Methods: Randomized, double-blind, placebo-controlled trial of prednisone (40 mg/day for 14 days, then 20 mg/day for 14 days) started with ART in ART-naïve adults at high risk of TB-IRIS (within 30 days of antituberculosis treatment initiation and CD4 count ≤100 cells/μl). Primary endpoint was development of TB-IRIS within 12 weeks, adjudicated by an independent committee.

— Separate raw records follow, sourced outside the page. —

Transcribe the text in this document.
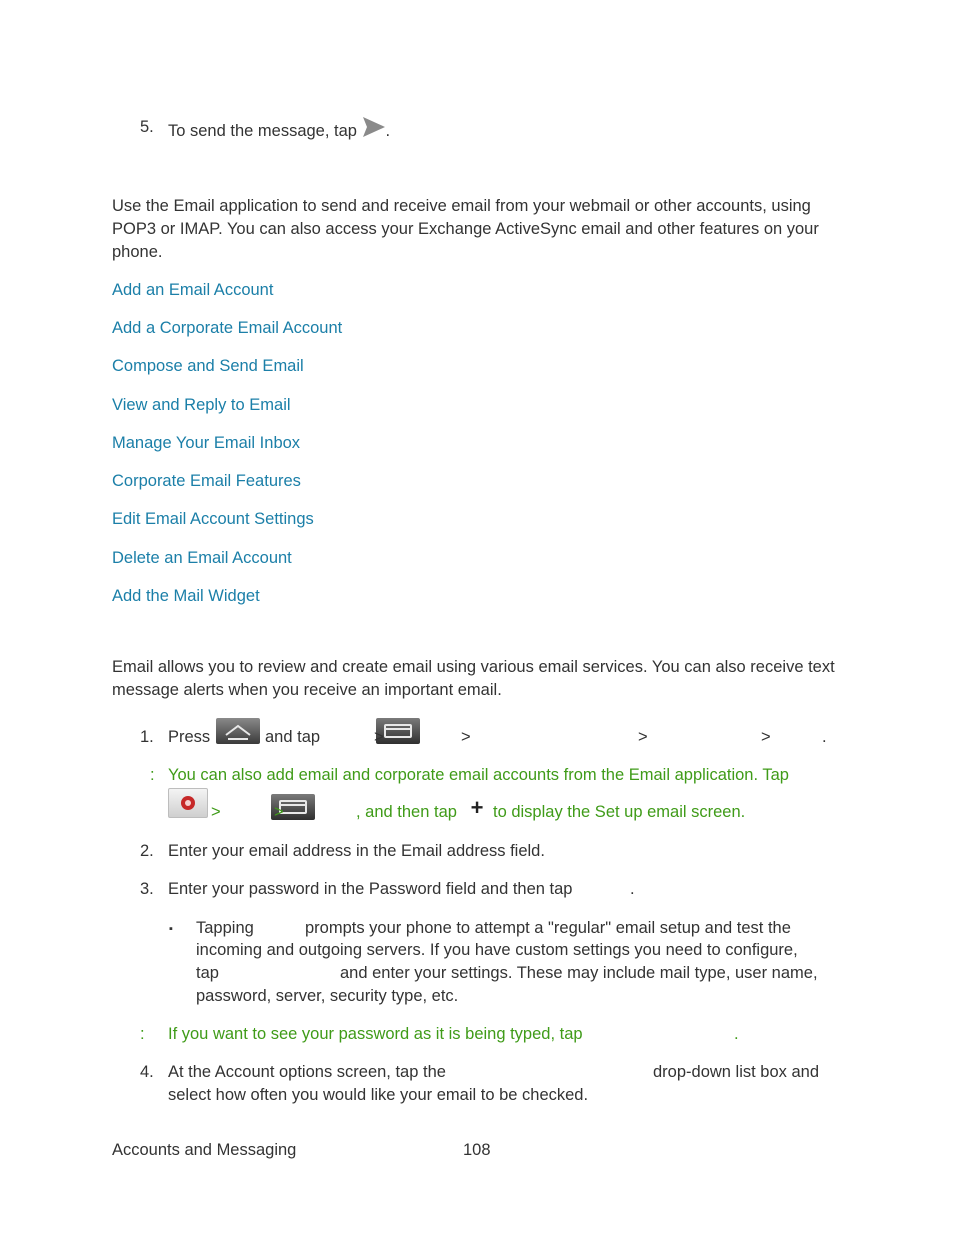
5. To send the message, tap .
Use the Email application to send and receive email from your webmail or other accounts, using POP3 or IMAP. You can also access your Exchange ActiveSync email and other features on your phone.
Add an Email Account
Add a Corporate Email Account
Compose and Send Email
View and Reply to Email
Manage Your Email Inbox
Corporate Email Features
Edit Email Account Settings
Delete an Email Account
Add the Mail Widget
Email allows you to review and create email using various email services. You can also receive text message alerts when you receive an important email.
1. Press
	and tap	>	>	>	>	.
: You can also add email and corporate email accounts from the Email application. Tap

>	>	, and then tap + to display the Set up email screen.
2. Enter your email address in the Email address field.
3. Enter your password in the Password field and then tap	.
▪ Tapping	prompts your phone to attempt a "regular" email setup and test the
incoming and outgoing servers. If you have custom settings you need to configure,
tap	and enter your settings. These may include mail type, user name,
password, server, security type, etc.
: If you want to see your password as it is being typed, tap	.
4. At the Account options screen, tap the	drop-down list box and
select how often you would like your email to be checked.
Accounts and Messaging	108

Results: Among 240 participants median age was 36 (IQR=30-42), 60% male, and median CD4 49 cells/μl (IQR=24-86). 18 participants were lost to follow-up or withdrew. TB-IRIS was diagnosed in 56 in the placebo arm (46.7%) and 39 in the prednisone arm (32.5%) (relative risk (RR)=0.70 (95%CI=0.51-0.96); p=0.03). Open-label corticosteroids to treat TB-IRIS were prescribed to 34 of the placebo arm (28.3%) and 16 (13.3%) of the prednisone arm (RR=0.47 (95%CI=0.27-0.81)). 4 deaths occurred in the placebo arm; 5 in the prednisone arm (p=1.0). Severe infections (AIDS-defining or invasive bacterial) occurred in 18 in the placebo arm; 11 in the prednisone arm (p=0.23). One Kaposi’s sarcoma case occurred (placebo arm).

Conclusions: Prednisone during the first 4 weeks of initation of ART for HIV-1 infection reduced TB associated IRIS without evidence for increased risk of severe infections or malignancy.